Space scientist Kathryn Flanagan to deliver 2008 McDonnell Lecture March 27

Kathryn Flanagan, Ph.D., senior scientist and head of the James Webb Space Telescope (JWST) Mission Office at the Space Telescope Science Institute, will deliver the 2008 McDonnell Lecture at 7 p.m. Thursday, March 27, in Room 214 Wilson Hall on the Danforth Campus at Washington University in St. Louis.

Flanagan will speak on “The James Webb Space Telescope: A Window to the Past.” Sponsored by the McDonnell Center for the Space Sciences, the lecture is free and open to the public.

Scientist Kathryn Flanagan, an expert in space mission development and instrument engineering, will speak on the James Webb Space Telescope, scheduled for launch in 2013.

Scientist Kathryn Flanagan, an expert in space mission development and instrument engineering, will speak on the James Webb Space Telescope, scheduled for launch in 2013.

Flanagan is responsible for the development and operations of the JWST Science and Operations Center at the Space Telescope Science Institute, located in Baltimore, Md.

Formerly a member of the science research staff at the Harvard-Smithsonian Center for Astrophysics and at the Massachusetts Institute of Technology (MIT), Flanagan has worked on NASA flight instruments for the Einstein Observatory, the Chandra X-ray Observatory, and the future mission Constellation-X.

Prior to earning her Ph.D., Flanagan worked for two years as a Peace Corps volunteer teaching math and physics in the Democratic Republic of Congo. She also served as director for education and public outreach for MIT’s Kavli Institute for Astrophysics and Space Research.

Flanagan has participated in NASA’s advisory structure, co-chairing strategic planning documents and serving on the Astrophysics Subcommittee. She recently joined the Space Telescope Science Institute to lead the JWST mission office.

While at WUSTL, Flanagan also will meet with 50 St. Louis-area high school students and teachers as part of the university’s science outreach efforts.

Flanagan earned her bachelor’s and doctoral degrees in physics at MIT, where she began working in the field of X-ray astronomy, with a special interest in supernova remnants and the development of new instruments for space. She also holds a master’s degree in physics from New York University.

The James Webb Space Telescope is a large, infrared-optimized space telescope scheduled for launch in 2013. It will study every phase in the history of the universe, ranging from the first galaxies formed by the Big Bang to the formation of solar systems capable of supporting life on planets to our own solar system. The Webb Telescope will detect star clusters formed from some of the universe’s first stars, giving it the nickname “the first-light machine.”

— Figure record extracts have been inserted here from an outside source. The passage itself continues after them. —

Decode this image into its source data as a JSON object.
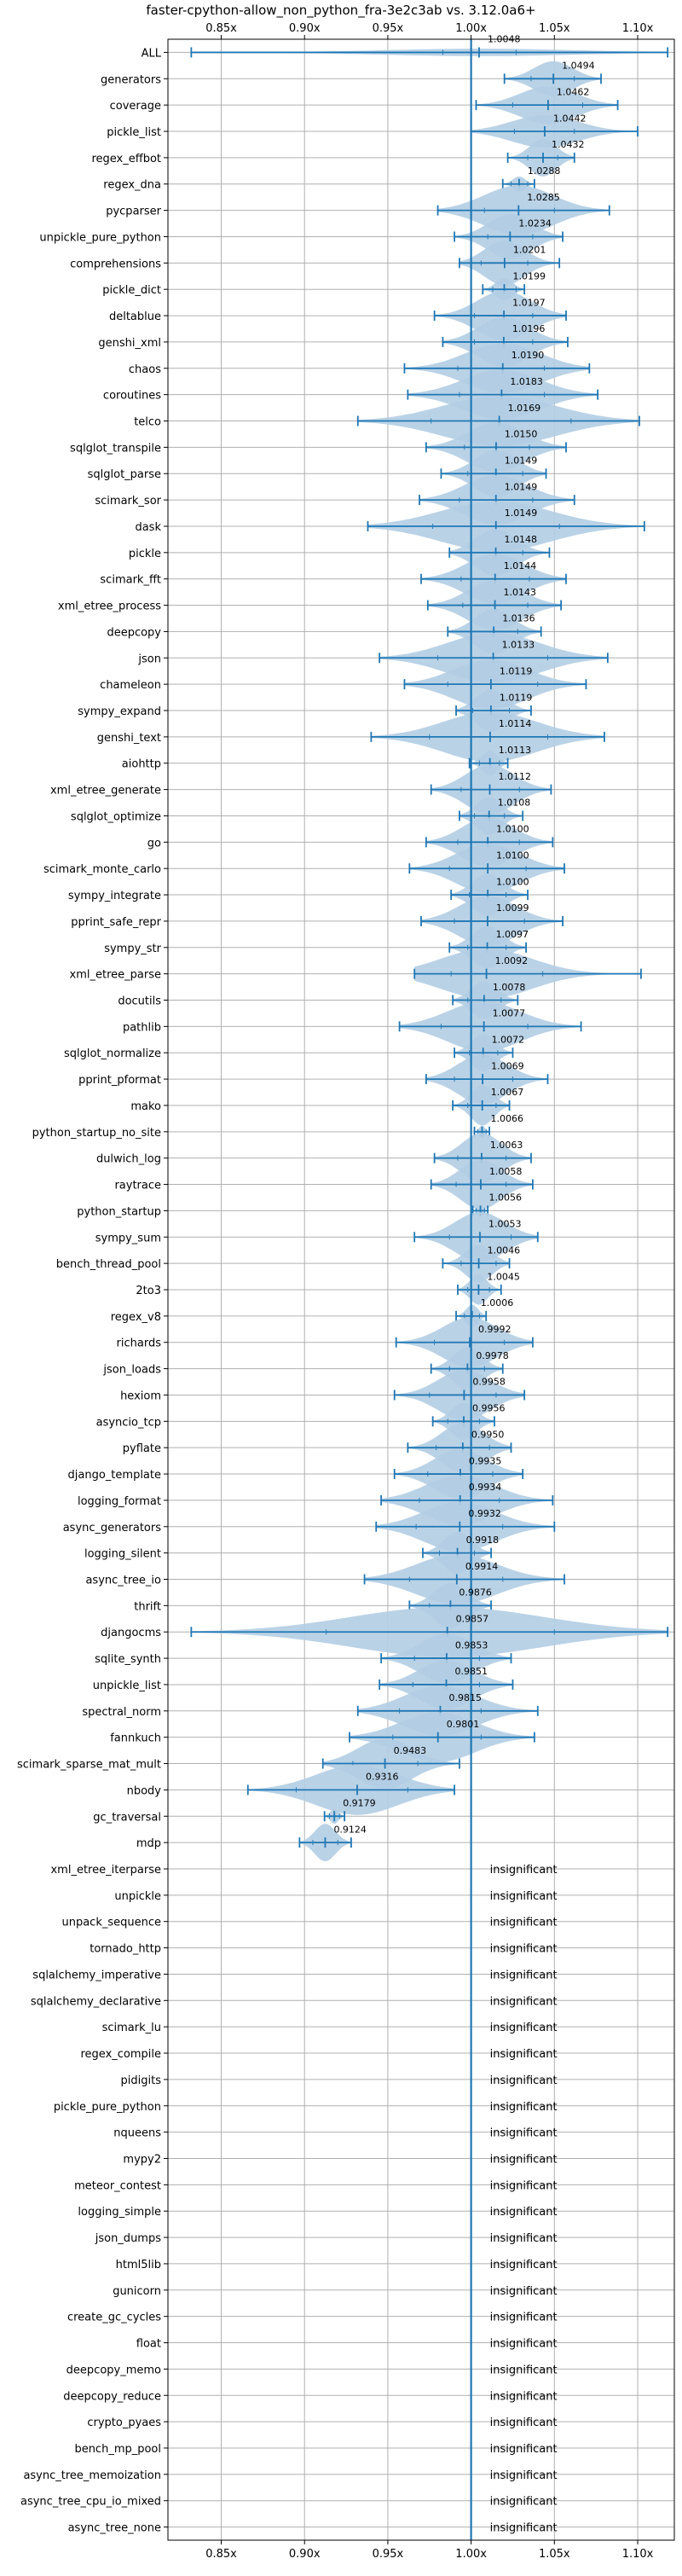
{
  "chart_data": {
    "type": "violin",
    "title": "faster-cpython-allow_non_python_fra-3e2c3ab vs. 3.12.0a6+",
    "tick_values": [
      0.85,
      0.9,
      0.95,
      1.0,
      1.05,
      1.1
    ],
    "tick_labels": [
      "0.85x",
      "0.90x",
      "0.95x",
      "1.00x",
      "1.05x",
      "1.10x"
    ],
    "xlim": [
      0.818,
      1.122
    ],
    "reference_line": 1.0,
    "grid": true,
    "colors": {
      "violin": "#b3cde3",
      "whisker": "#1f77b4",
      "reference": "#1f77b4",
      "grid": "#b0b0b0"
    },
    "insignificant_label": "insignificant",
    "benchmarks": [
      {
        "name": "ALL",
        "value": 1.0048,
        "label": "1.0048",
        "min": 0.832,
        "max": 1.118,
        "q1": 0.983,
        "q3": 1.027,
        "width": 0.006
      },
      {
        "name": "generators",
        "value": 1.0494,
        "label": "1.0494",
        "min": 1.02,
        "max": 1.078,
        "q1": 1.036,
        "q3": 1.062,
        "width": 0.028
      },
      {
        "name": "coverage",
        "value": 1.0462,
        "label": "1.0462",
        "min": 1.003,
        "max": 1.088,
        "q1": 1.025,
        "q3": 1.067,
        "width": 0.03
      },
      {
        "name": "pickle_list",
        "value": 1.0442,
        "label": "1.0442",
        "min": 1.0,
        "max": 1.1,
        "q1": 1.026,
        "q3": 1.062,
        "width": 0.026
      },
      {
        "name": "regex_effbot",
        "value": 1.0432,
        "label": "1.0432",
        "min": 1.022,
        "max": 1.062,
        "q1": 1.034,
        "q3": 1.052,
        "width": 0.03
      },
      {
        "name": "regex_dna",
        "value": 1.0288,
        "label": "1.0288",
        "min": 1.019,
        "max": 1.038,
        "q1": 1.024,
        "q3": 1.034,
        "width": 0.012
      },
      {
        "name": "pycparser",
        "value": 1.0285,
        "label": "1.0285",
        "min": 0.98,
        "max": 1.083,
        "q1": 1.008,
        "q3": 1.05,
        "width": 0.04
      },
      {
        "name": "unpickle_pure_python",
        "value": 1.0234,
        "label": "1.0234",
        "min": 0.99,
        "max": 1.055,
        "q1": 1.01,
        "q3": 1.037,
        "width": 0.036
      },
      {
        "name": "comprehensions",
        "value": 1.0201,
        "label": "1.0201",
        "min": 0.993,
        "max": 1.053,
        "q1": 1.006,
        "q3": 1.034,
        "width": 0.036
      },
      {
        "name": "pickle_dict",
        "value": 1.0199,
        "label": "1.0199",
        "min": 1.007,
        "max": 1.032,
        "q1": 1.013,
        "q3": 1.027,
        "width": 0.018
      },
      {
        "name": "deltablue",
        "value": 1.0197,
        "label": "1.0197",
        "min": 0.978,
        "max": 1.057,
        "q1": 1.002,
        "q3": 1.037,
        "width": 0.04
      },
      {
        "name": "genshi_xml",
        "value": 1.0196,
        "label": "1.0196",
        "min": 0.983,
        "max": 1.058,
        "q1": 1.002,
        "q3": 1.037,
        "width": 0.04
      },
      {
        "name": "chaos",
        "value": 1.019,
        "label": "1.0190",
        "min": 0.96,
        "max": 1.071,
        "q1": 0.992,
        "q3": 1.044,
        "width": 0.04
      },
      {
        "name": "coroutines",
        "value": 1.0183,
        "label": "1.0183",
        "min": 0.962,
        "max": 1.076,
        "q1": 0.993,
        "q3": 1.044,
        "width": 0.04
      },
      {
        "name": "telco",
        "value": 1.0169,
        "label": "1.0169",
        "min": 0.932,
        "max": 1.101,
        "q1": 0.976,
        "q3": 1.06,
        "width": 0.04
      },
      {
        "name": "sqlglot_transpile",
        "value": 1.015,
        "label": "1.0150",
        "min": 0.973,
        "max": 1.057,
        "q1": 0.996,
        "q3": 1.035,
        "width": 0.04
      },
      {
        "name": "sqlglot_parse",
        "value": 1.0149,
        "label": "1.0149",
        "min": 0.982,
        "max": 1.045,
        "q1": 0.998,
        "q3": 1.031,
        "width": 0.038
      },
      {
        "name": "scimark_sor",
        "value": 1.0149,
        "label": "1.0149",
        "min": 0.969,
        "max": 1.062,
        "q1": 0.993,
        "q3": 1.037,
        "width": 0.04
      },
      {
        "name": "dask",
        "value": 1.0149,
        "label": "1.0149",
        "min": 0.938,
        "max": 1.104,
        "q1": 0.977,
        "q3": 1.053,
        "width": 0.04
      },
      {
        "name": "pickle",
        "value": 1.0148,
        "label": "1.0148",
        "min": 0.987,
        "max": 1.047,
        "q1": 1.0,
        "q3": 1.031,
        "width": 0.038
      },
      {
        "name": "scimark_fft",
        "value": 1.0144,
        "label": "1.0144",
        "min": 0.97,
        "max": 1.057,
        "q1": 0.994,
        "q3": 1.035,
        "width": 0.04
      },
      {
        "name": "xml_etree_process",
        "value": 1.0143,
        "label": "1.0143",
        "min": 0.974,
        "max": 1.054,
        "q1": 0.995,
        "q3": 1.034,
        "width": 0.04
      },
      {
        "name": "deepcopy",
        "value": 1.0136,
        "label": "1.0136",
        "min": 0.986,
        "max": 1.042,
        "q1": 1.0,
        "q3": 1.028,
        "width": 0.036
      },
      {
        "name": "json",
        "value": 1.0133,
        "label": "1.0133",
        "min": 0.945,
        "max": 1.082,
        "q1": 0.98,
        "q3": 1.046,
        "width": 0.04
      },
      {
        "name": "chameleon",
        "value": 1.0119,
        "label": "1.0119",
        "min": 0.96,
        "max": 1.069,
        "q1": 0.986,
        "q3": 1.04,
        "width": 0.04
      },
      {
        "name": "sympy_expand",
        "value": 1.0119,
        "label": "1.0119",
        "min": 0.991,
        "max": 1.036,
        "q1": 1.001,
        "q3": 1.023,
        "width": 0.034
      },
      {
        "name": "genshi_text",
        "value": 1.0114,
        "label": "1.0114",
        "min": 0.94,
        "max": 1.08,
        "q1": 0.975,
        "q3": 1.046,
        "width": 0.04
      },
      {
        "name": "aiohttp",
        "value": 1.0113,
        "label": "1.0113",
        "min": 0.999,
        "max": 1.022,
        "q1": 1.005,
        "q3": 1.017,
        "width": 0.02
      },
      {
        "name": "xml_etree_generate",
        "value": 1.0112,
        "label": "1.0112",
        "min": 0.976,
        "max": 1.048,
        "q1": 0.994,
        "q3": 1.029,
        "width": 0.04
      },
      {
        "name": "sqlglot_optimize",
        "value": 1.0108,
        "label": "1.0108",
        "min": 0.993,
        "max": 1.031,
        "q1": 1.002,
        "q3": 1.02,
        "width": 0.03
      },
      {
        "name": "go",
        "value": 1.01,
        "label": "1.0100",
        "min": 0.973,
        "max": 1.049,
        "q1": 0.992,
        "q3": 1.029,
        "width": 0.04
      },
      {
        "name": "scimark_monte_carlo",
        "value": 1.01,
        "label": "1.0100",
        "min": 0.963,
        "max": 1.056,
        "q1": 0.987,
        "q3": 1.033,
        "width": 0.04
      },
      {
        "name": "sympy_integrate",
        "value": 1.01,
        "label": "1.0100",
        "min": 0.988,
        "max": 1.034,
        "q1": 0.999,
        "q3": 1.021,
        "width": 0.034
      },
      {
        "name": "pprint_safe_repr",
        "value": 1.0099,
        "label": "1.0099",
        "min": 0.97,
        "max": 1.055,
        "q1": 0.99,
        "q3": 1.032,
        "width": 0.04
      },
      {
        "name": "sympy_str",
        "value": 1.0097,
        "label": "1.0097",
        "min": 0.987,
        "max": 1.033,
        "q1": 0.998,
        "q3": 1.021,
        "width": 0.034
      },
      {
        "name": "xml_etree_parse",
        "value": 1.0092,
        "label": "1.0092",
        "min": 0.966,
        "max": 1.102,
        "q1": 0.988,
        "q3": 1.043,
        "width": 0.04
      },
      {
        "name": "docutils",
        "value": 1.0078,
        "label": "1.0078",
        "min": 0.989,
        "max": 1.028,
        "q1": 0.998,
        "q3": 1.018,
        "width": 0.03
      },
      {
        "name": "pathlib",
        "value": 1.0077,
        "label": "1.0077",
        "min": 0.957,
        "max": 1.066,
        "q1": 0.982,
        "q3": 1.034,
        "width": 0.04
      },
      {
        "name": "sqlglot_normalize",
        "value": 1.0072,
        "label": "1.0072",
        "min": 0.99,
        "max": 1.025,
        "q1": 0.999,
        "q3": 1.016,
        "width": 0.03
      },
      {
        "name": "pprint_pformat",
        "value": 1.0069,
        "label": "1.0069",
        "min": 0.973,
        "max": 1.046,
        "q1": 0.99,
        "q3": 1.025,
        "width": 0.04
      },
      {
        "name": "mako",
        "value": 1.0067,
        "label": "1.0067",
        "min": 0.989,
        "max": 1.023,
        "q1": 0.998,
        "q3": 1.015,
        "width": 0.032
      },
      {
        "name": "python_startup_no_site",
        "value": 1.0066,
        "label": "1.0066",
        "min": 1.002,
        "max": 1.011,
        "q1": 1.004,
        "q3": 1.009,
        "width": 0.01
      },
      {
        "name": "dulwich_log",
        "value": 1.0063,
        "label": "1.0063",
        "min": 0.978,
        "max": 1.036,
        "q1": 0.992,
        "q3": 1.021,
        "width": 0.04
      },
      {
        "name": "raytrace",
        "value": 1.0058,
        "label": "1.0058",
        "min": 0.976,
        "max": 1.037,
        "q1": 0.991,
        "q3": 1.021,
        "width": 0.04
      },
      {
        "name": "python_startup",
        "value": 1.0056,
        "label": "1.0056",
        "min": 1.001,
        "max": 1.01,
        "q1": 1.003,
        "q3": 1.008,
        "width": 0.01
      },
      {
        "name": "sympy_sum",
        "value": 1.0053,
        "label": "1.0053",
        "min": 0.966,
        "max": 1.04,
        "q1": 0.987,
        "q3": 1.024,
        "width": 0.04
      },
      {
        "name": "bench_thread_pool",
        "value": 1.0046,
        "label": "1.0046",
        "min": 0.983,
        "max": 1.023,
        "q1": 0.994,
        "q3": 1.015,
        "width": 0.03
      },
      {
        "name": "2to3",
        "value": 1.0045,
        "label": "1.0045",
        "min": 0.992,
        "max": 1.018,
        "q1": 0.998,
        "q3": 1.011,
        "width": 0.024
      },
      {
        "name": "regex_v8",
        "value": 1.0006,
        "label": "1.0006",
        "min": 0.991,
        "max": 1.009,
        "q1": 0.996,
        "q3": 1.005,
        "width": 0.018
      },
      {
        "name": "richards",
        "value": 0.9992,
        "label": "0.9992",
        "min": 0.955,
        "max": 1.037,
        "q1": 0.978,
        "q3": 1.02,
        "width": 0.04
      },
      {
        "name": "json_loads",
        "value": 0.9978,
        "label": "0.9978",
        "min": 0.976,
        "max": 1.019,
        "q1": 0.987,
        "q3": 1.008,
        "width": 0.034
      },
      {
        "name": "hexiom",
        "value": 0.9958,
        "label": "0.9958",
        "min": 0.954,
        "max": 1.032,
        "q1": 0.975,
        "q3": 1.015,
        "width": 0.04
      },
      {
        "name": "asyncio_tcp",
        "value": 0.9956,
        "label": "0.9956",
        "min": 0.977,
        "max": 1.014,
        "q1": 0.986,
        "q3": 1.005,
        "width": 0.03
      },
      {
        "name": "pyflate",
        "value": 0.995,
        "label": "0.9950",
        "min": 0.962,
        "max": 1.024,
        "q1": 0.979,
        "q3": 1.011,
        "width": 0.04
      },
      {
        "name": "django_template",
        "value": 0.9935,
        "label": "0.9935",
        "min": 0.954,
        "max": 1.031,
        "q1": 0.974,
        "q3": 1.013,
        "width": 0.04
      },
      {
        "name": "logging_format",
        "value": 0.9934,
        "label": "0.9934",
        "min": 0.946,
        "max": 1.049,
        "q1": 0.969,
        "q3": 1.017,
        "width": 0.04
      },
      {
        "name": "async_generators",
        "value": 0.9932,
        "label": "0.9932",
        "min": 0.943,
        "max": 1.05,
        "q1": 0.967,
        "q3": 1.019,
        "width": 0.04
      },
      {
        "name": "logging_silent",
        "value": 0.9918,
        "label": "0.9918",
        "min": 0.971,
        "max": 1.012,
        "q1": 0.981,
        "q3": 1.002,
        "width": 0.034
      },
      {
        "name": "async_tree_io",
        "value": 0.9914,
        "label": "0.9914",
        "min": 0.936,
        "max": 1.056,
        "q1": 0.963,
        "q3": 1.019,
        "width": 0.04
      },
      {
        "name": "thrift",
        "value": 0.9876,
        "label": "0.9876",
        "min": 0.963,
        "max": 1.012,
        "q1": 0.975,
        "q3": 1.0,
        "width": 0.036
      },
      {
        "name": "djangocms",
        "value": 0.9857,
        "label": "0.9857",
        "min": 0.832,
        "max": 1.118,
        "q1": 0.913,
        "q3": 1.05,
        "width": 0.04
      },
      {
        "name": "sqlite_synth",
        "value": 0.9853,
        "label": "0.9853",
        "min": 0.946,
        "max": 1.024,
        "q1": 0.966,
        "q3": 1.005,
        "width": 0.04
      },
      {
        "name": "unpickle_list",
        "value": 0.9851,
        "label": "0.9851",
        "min": 0.945,
        "max": 1.025,
        "q1": 0.965,
        "q3": 1.005,
        "width": 0.04
      },
      {
        "name": "spectral_norm",
        "value": 0.9815,
        "label": "0.9815",
        "min": 0.932,
        "max": 1.04,
        "q1": 0.957,
        "q3": 1.006,
        "width": 0.04
      },
      {
        "name": "fannkuch",
        "value": 0.9801,
        "label": "0.9801",
        "min": 0.927,
        "max": 1.038,
        "q1": 0.953,
        "q3": 1.006,
        "width": 0.04
      },
      {
        "name": "scimark_sparse_mat_mult",
        "value": 0.9483,
        "label": "0.9483",
        "min": 0.911,
        "max": 0.993,
        "q1": 0.929,
        "q3": 0.968,
        "width": 0.04
      },
      {
        "name": "nbody",
        "value": 0.9316,
        "label": "0.9316",
        "min": 0.866,
        "max": 0.99,
        "q1": 0.895,
        "q3": 0.962,
        "width": 0.04
      },
      {
        "name": "gc_traversal",
        "value": 0.9179,
        "label": "0.9179",
        "min": 0.912,
        "max": 0.924,
        "q1": 0.915,
        "q3": 0.921,
        "width": 0.012
      },
      {
        "name": "mdp",
        "value": 0.9124,
        "label": "0.9124",
        "min": 0.897,
        "max": 0.928,
        "q1": 0.905,
        "q3": 0.92,
        "width": 0.03
      },
      {
        "name": "xml_etree_iterparse",
        "insignificant": true
      },
      {
        "name": "unpickle",
        "insignificant": true
      },
      {
        "name": "unpack_sequence",
        "insignificant": true
      },
      {
        "name": "tornado_http",
        "insignificant": true
      },
      {
        "name": "sqlalchemy_imperative",
        "insignificant": true
      },
      {
        "name": "sqlalchemy_declarative",
        "insignificant": true
      },
      {
        "name": "scimark_lu",
        "insignificant": true
      },
      {
        "name": "regex_compile",
        "insignificant": true
      },
      {
        "name": "pidigits",
        "insignificant": true
      },
      {
        "name": "pickle_pure_python",
        "insignificant": true
      },
      {
        "name": "nqueens",
        "insignificant": true
      },
      {
        "name": "mypy2",
        "insignificant": true
      },
      {
        "name": "meteor_contest",
        "insignificant": true
      },
      {
        "name": "logging_simple",
        "insignificant": true
      },
      {
        "name": "json_dumps",
        "insignificant": true
      },
      {
        "name": "html5lib",
        "insignificant": true
      },
      {
        "name": "gunicorn",
        "insignificant": true
      },
      {
        "name": "create_gc_cycles",
        "insignificant": true
      },
      {
        "name": "float",
        "insignificant": true
      },
      {
        "name": "deepcopy_memo",
        "insignificant": true
      },
      {
        "name": "deepcopy_reduce",
        "insignificant": true
      },
      {
        "name": "crypto_pyaes",
        "insignificant": true
      },
      {
        "name": "bench_mp_pool",
        "insignificant": true
      },
      {
        "name": "async_tree_memoization",
        "insignificant": true
      },
      {
        "name": "async_tree_cpu_io_mixed",
        "insignificant": true
      },
      {
        "name": "async_tree_none",
        "insignificant": true
      }
    ]
  }
}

The telescope’s instruments are being designed to work primarily in the infrared range of the electromagnetic spectrum, with some capability in the visible range.

JWST will have a large mirror measuring 21 feet in diameter and a sunshield the size of a tennis court. The telescope will reside in an orbit about 1 million miles from the Earth.

WUSTL’s McDonnell Center for the Space Sciences supports and stimulates scientists to work on fundamental problems in space sciences and astro-particle physics, transcending borders between scientific disciplines.